He got angry and without saying anything more, grabbed an earthenware dish and hit me on the cheek at the level of my moustache, injuring me slightly… and then he got up and grabbed his friend’s sword which was lying on the table, intending perhaps to strike me with it, but I got up and came here to the police station to make a formal complaint…
19 October 1604: Arrested for throwing stones at policemen near Via dei Greci and Via del Babuino
28 May 1605: Arrested for carrying a sword and dagger without a permit on Via del Corso
29 July 1605: Vatican notary accuses Caravaggio of striking him from behind with a weapon
28 May 1606: Caravaggio kills a man during a pitched battle in the Campo Marzio area
Four hundred years after his death, Caravaggio is a 21st Century superstar among old master painters. His stark, dramatically lit, super-realistic paintings strike a modern chord - but his police record is more shocking than any modern bad boy rock star’s.
An exhibition of documents at Rome’s State Archives throws vivid light on his tumultuous life here at the end of the 16th and the beginning of the 17th centuries.
Caravaggio’s friendships, daily life and frequent brawls - including the one which brought him a death sentence from Pope Paul V - are described in handwritten police logs, legal and court parchments all bound together in heavy tomes - and carefully preserved in this unique repository of Rome’s history during the Renaissance and after.

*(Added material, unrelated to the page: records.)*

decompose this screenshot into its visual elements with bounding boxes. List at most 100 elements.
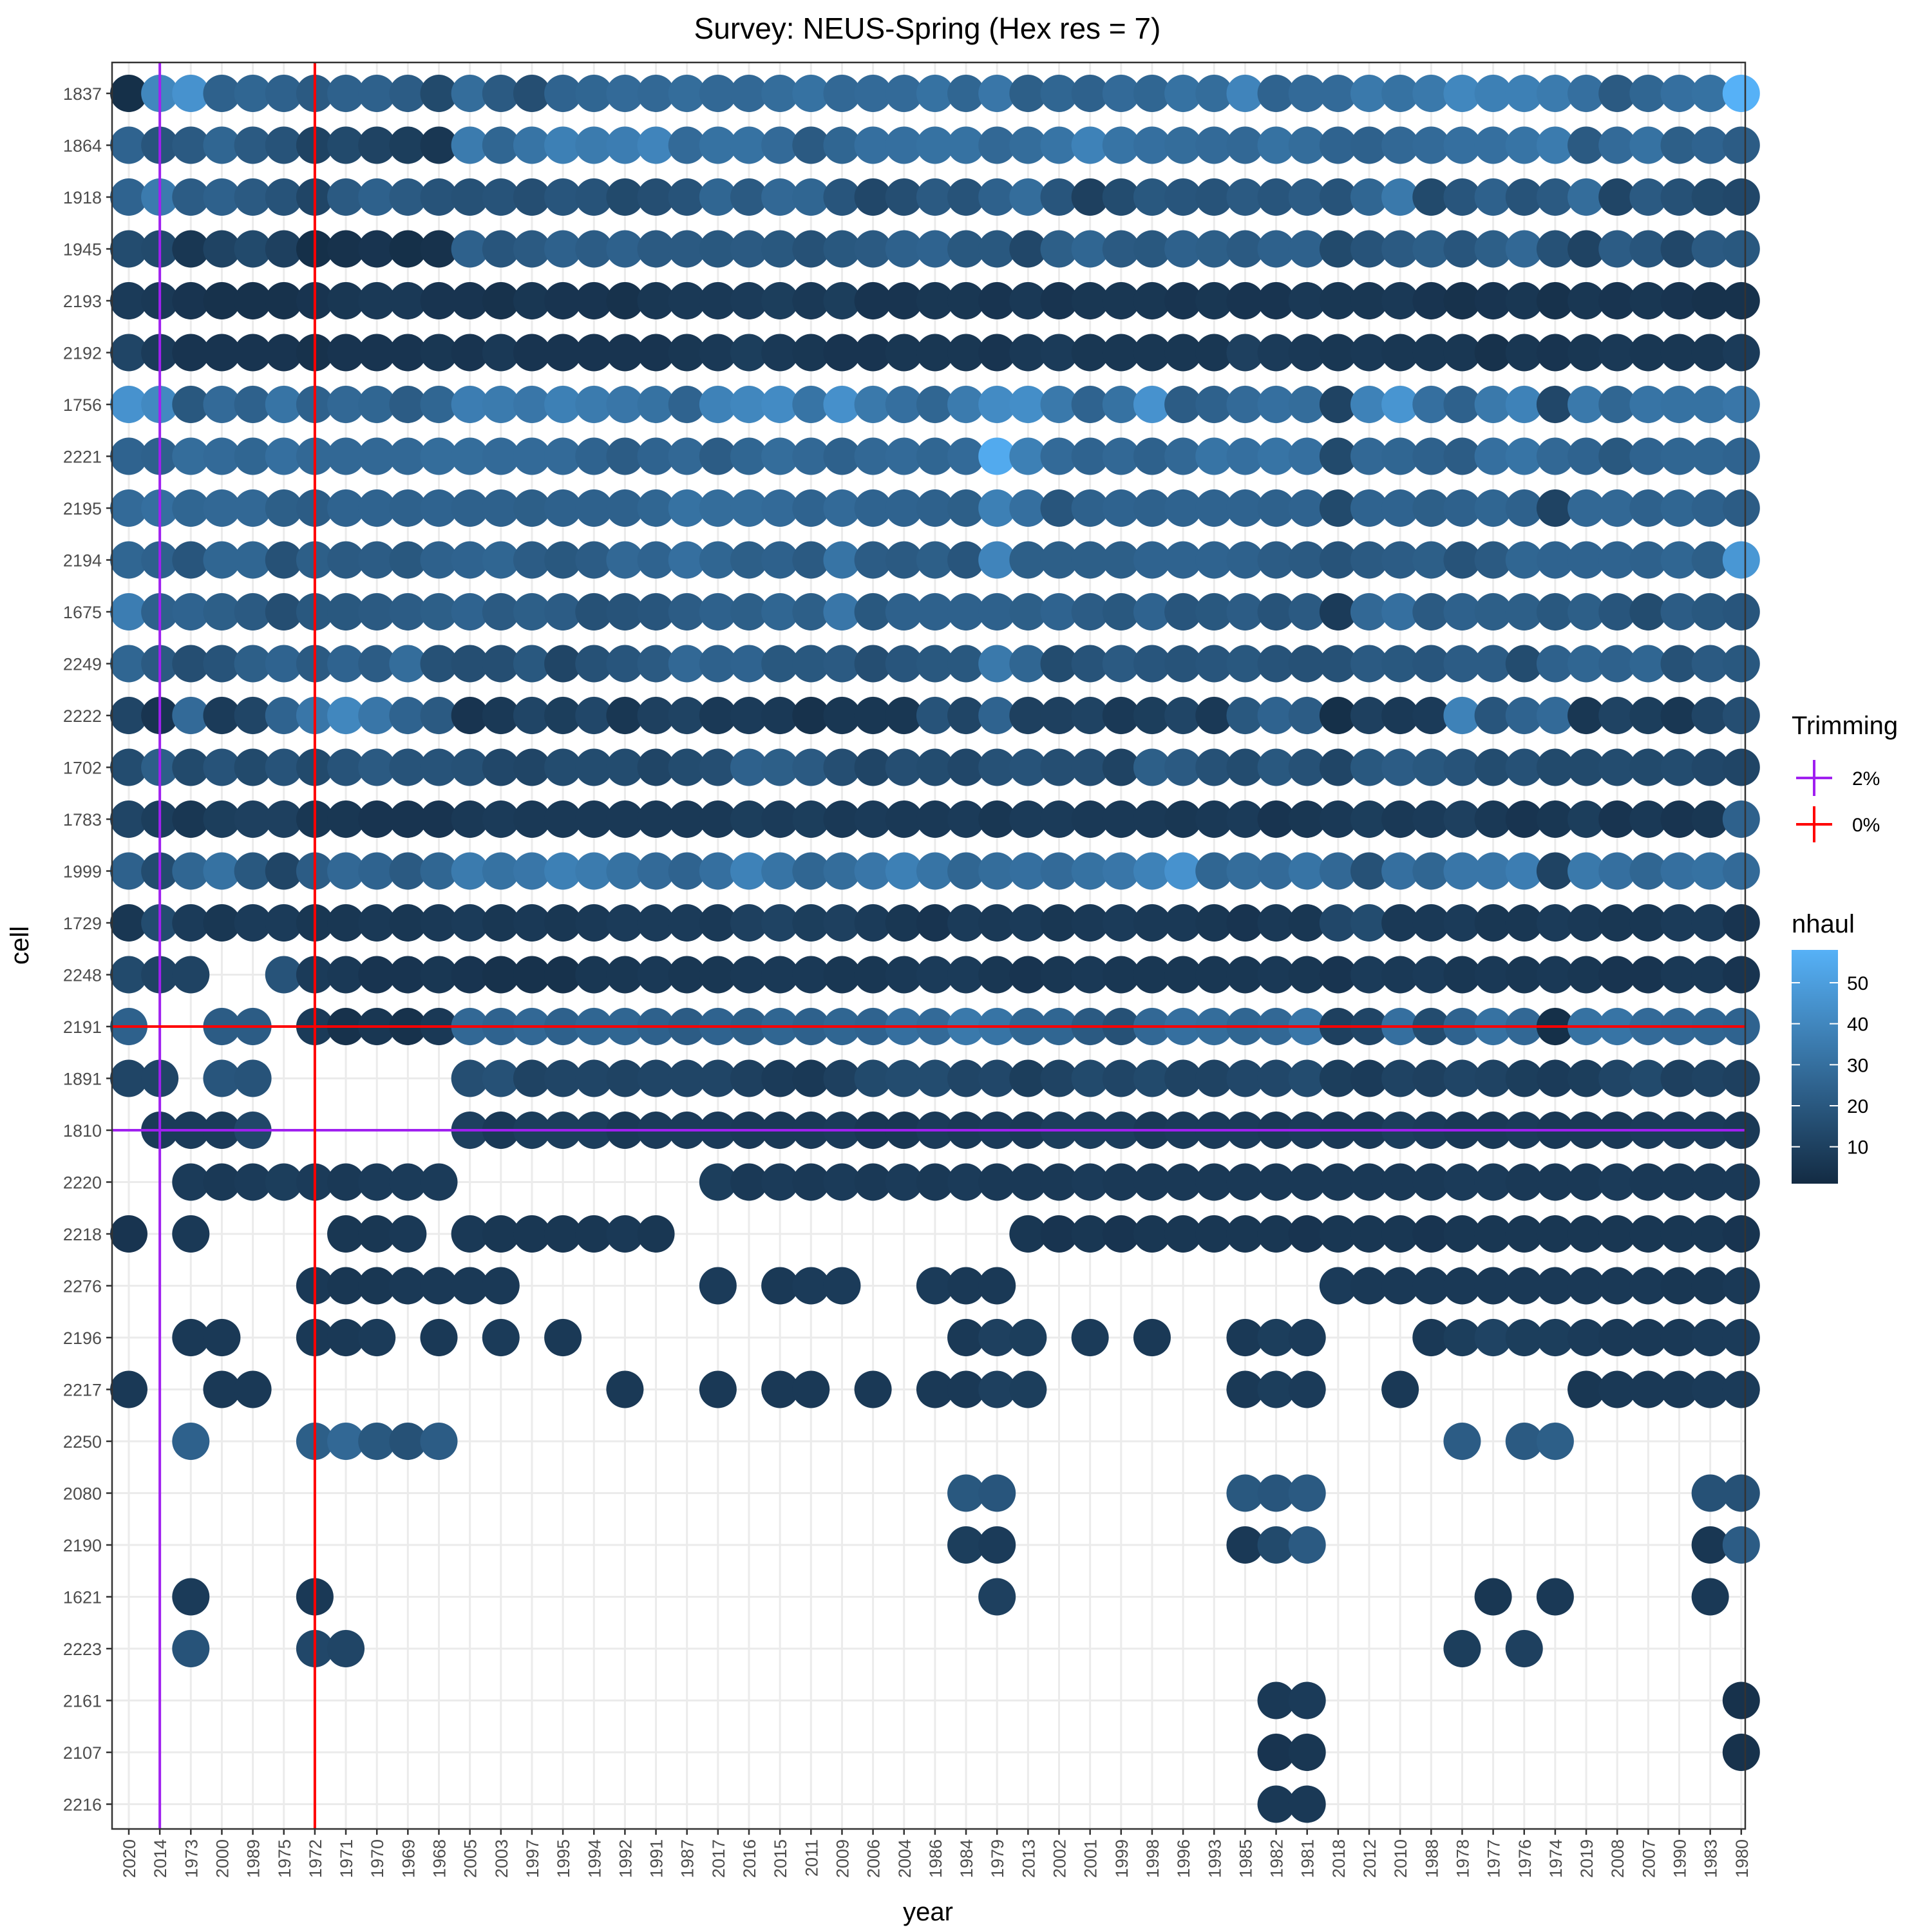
point-cell-2196-year-1974 (1536, 1319, 1574, 1356)
point-cell-1756-year-2018 (1319, 386, 1357, 423)
point-cell-2222-year-2003 (482, 697, 520, 734)
point-cell-1945-year-2017 (699, 230, 737, 268)
point-cell-1837-year-2006 (854, 75, 892, 112)
point-cell-1891-year-2007 (1629, 1059, 1667, 1097)
point-cell-2195-year-2011 (792, 489, 830, 527)
point-cell-1891-year-2006 (854, 1059, 892, 1097)
point-cell-1729-year-2013 (1009, 904, 1047, 942)
point-cell-1945-year-2016 (730, 230, 768, 268)
point-cell-2249-year-1974 (1536, 645, 1574, 683)
point-cell-2249-year-1996 (1164, 645, 1202, 683)
point-cell-2080-year-1985 (1226, 1474, 1264, 1512)
point-cell-2193-year-2000 (203, 282, 241, 319)
point-cell-1864-year-2012 (1350, 126, 1388, 164)
point-cell-2080-year-1982 (1257, 1474, 1295, 1512)
point-cell-2193-year-1989 (234, 282, 272, 319)
point-cell-2192-year-1984 (947, 334, 985, 372)
x-tick-label: 1988 (1422, 1839, 1441, 1878)
point-cell-2218-year-2007 (1629, 1215, 1667, 1253)
point-cell-1702-year-1992 (606, 748, 644, 786)
point-cell-1918-year-1975 (265, 178, 303, 216)
point-cell-2248-year-1981 (1288, 956, 1326, 994)
plot-panel: 1837 1864 1918 1945 2193 2192 1756 2221 2195 2194… (63, 61, 1760, 1878)
point-cell-2218-year-1997 (513, 1215, 551, 1253)
point-cell-2250-year-1974 (1536, 1423, 1574, 1460)
colorbar-tick-label: 50 (1847, 973, 1868, 994)
point-cell-1864-year-1984 (947, 126, 985, 164)
point-cell-2248-year-1994 (575, 956, 613, 994)
point-cell-1675-year-1994 (575, 593, 613, 630)
point-cell-1999-year-1985 (1226, 852, 1264, 890)
point-cell-2192-year-1986 (916, 334, 954, 372)
point-cell-2196-year-1984 (947, 1319, 985, 1356)
point-cell-1729-year-2010 (1381, 904, 1419, 942)
point-cell-1837-year-2013 (1009, 75, 1047, 112)
nhaul-colorbar-legend: nhaul 10 20 30 40 50 (1792, 910, 1868, 1184)
point-cell-1729-year-2018 (1319, 904, 1357, 942)
point-cell-2193-year-1982 (1257, 282, 1295, 319)
point-cell-2194-year-1975 (265, 541, 303, 579)
point-cell-1891-year-2008 (1598, 1059, 1636, 1097)
point-cell-2220-year-1996 (1164, 1163, 1202, 1201)
point-cell-1918-year-1977 (1474, 178, 1512, 216)
point-cell-1702-year-2020 (110, 748, 147, 786)
point-cell-2193-year-2007 (1629, 282, 1667, 319)
point-cell-2217-year-1986 (916, 1370, 954, 1408)
point-cell-2220-year-1993 (1195, 1163, 1233, 1201)
point-cell-1945-year-2011 (792, 230, 830, 268)
point-cell-1918-year-1984 (947, 178, 985, 216)
point-cell-2276-year-2007 (1629, 1267, 1667, 1305)
point-cell-2221-year-2011 (792, 437, 830, 475)
x-tick-label: 1987 (678, 1839, 697, 1878)
y-tick-label: 2220 (63, 1173, 102, 1193)
point-cell-1864-year-1978 (1443, 126, 1481, 164)
point-cell-2194-year-1979 (978, 541, 1016, 579)
point-cell-2194-year-2019 (1567, 541, 1605, 579)
point-cell-1702-year-1982 (1257, 748, 1295, 786)
point-cell-2220-year-2010 (1381, 1163, 1419, 1201)
point-cell-1702-year-1977 (1474, 748, 1512, 786)
point-cell-2195-year-2020 (110, 489, 147, 527)
point-cell-1999-year-2017 (699, 852, 737, 890)
point-cell-1999-year-2000 (203, 852, 241, 890)
point-cell-2249-year-1980 (1722, 645, 1760, 683)
point-cell-2192-year-2003 (482, 334, 520, 372)
point-cell-1702-year-1989 (234, 748, 272, 786)
point-cell-2196-year-1982 (1257, 1319, 1295, 1356)
point-cell-1729-year-2015 (761, 904, 799, 942)
point-cell-1891-year-1996 (1164, 1059, 1202, 1097)
point-cell-1756-year-1984 (947, 386, 985, 423)
point-cell-2194-year-1978 (1443, 541, 1481, 579)
point-cell-1999-year-1997 (513, 852, 551, 890)
point-cell-2192-year-2011 (792, 334, 830, 372)
point-cell-1918-year-2016 (730, 178, 768, 216)
point-cell-1729-year-1996 (1164, 904, 1202, 942)
point-cell-1837-year-2000 (203, 75, 241, 112)
point-cell-2276-year-2018 (1319, 1267, 1357, 1305)
point-cell-2192-year-1971 (327, 334, 365, 372)
point-cell-2221-year-1994 (575, 437, 613, 475)
point-cell-2248-year-1999 (1102, 956, 1140, 994)
point-cell-2220-year-1998 (1133, 1163, 1171, 1201)
point-cell-2195-year-1985 (1226, 489, 1264, 527)
point-cell-2221-year-1973 (172, 437, 210, 475)
point-cell-2217-year-1983 (1691, 1370, 1729, 1408)
point-cell-2216-year-1982 (1257, 1785, 1295, 1823)
point-cell-1864-year-1974 (1536, 126, 1574, 164)
point-cell-2249-year-1981 (1288, 645, 1326, 683)
point-cell-1729-year-1990 (1660, 904, 1698, 942)
point-cell-2249-year-2019 (1567, 645, 1605, 683)
point-cell-2276-year-1969 (389, 1267, 427, 1305)
x-tick-label: 1985 (1236, 1839, 1255, 1878)
point-cell-1729-year-1979 (978, 904, 1016, 942)
point-cell-2248-year-2016 (730, 956, 768, 994)
point-cell-1837-year-1970 (358, 75, 396, 112)
point-cell-2220-year-2008 (1598, 1163, 1636, 1201)
point-cell-1675-year-1970 (358, 593, 396, 630)
point-cell-2221-year-2009 (823, 437, 861, 475)
point-cell-1729-year-2003 (482, 904, 520, 942)
y-tick-label: 2223 (63, 1640, 102, 1659)
point-cell-2248-year-2020 (110, 956, 147, 994)
point-cell-1918-year-2010 (1381, 178, 1419, 216)
point-cell-2220-year-1973 (172, 1163, 210, 1201)
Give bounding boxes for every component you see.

The picture the documents paint is that of an irascible man who went about town carrying personal weapons - a sword and dagger, and even a pistol - without a written permit, boasting that he enjoyed the protection of the ecclesiastical authorities who commissioned some of his most famous works.
He had frequent brushes with the police, got into trouble for throwing a plate of cooked artichokes in the face of a waiter in a tavern, and made a hole in the ceiling of his rented studio, so that his huge paintings would fit inside. His landlady sued, so he and a friend pelted her window with stones.
All these events are documented with eyewitness accounts in this collection of yellowing parchments - difficult to decipher for the non-specialist, but rich in contemporary detail for a skilled archivist.
The documents provide a completely new account of his most serious brawl in May 1606 in which he killed a certain Ranuccio Tommassoni. This brawl - just like a modern-day clash between warring gangs - was arranged in advance by eight participants who have all now been named.
Caravaggio and his three companions, one a Captain in the Papal army, met their rivals at a pallacorda court in the Campo Marzio area, where the artist lived. (Pallacorda was a game played with a ball with a string attached - an early form of tennis, which some older Romans still remember seeing played in the streets of the capital in the mid-20th Century.)
Some biographers have suggested that there may have been an argument over a woman, but the text of the court report suggests the quarrel broke out over a gambling debt. Caravaggio killed Ranuccio and fled the city.
One of Caravaggio’s own supporters was seriously injured. Taken to prison, he was subsequently put on trial, and the new evidence emerges from the report of this trial.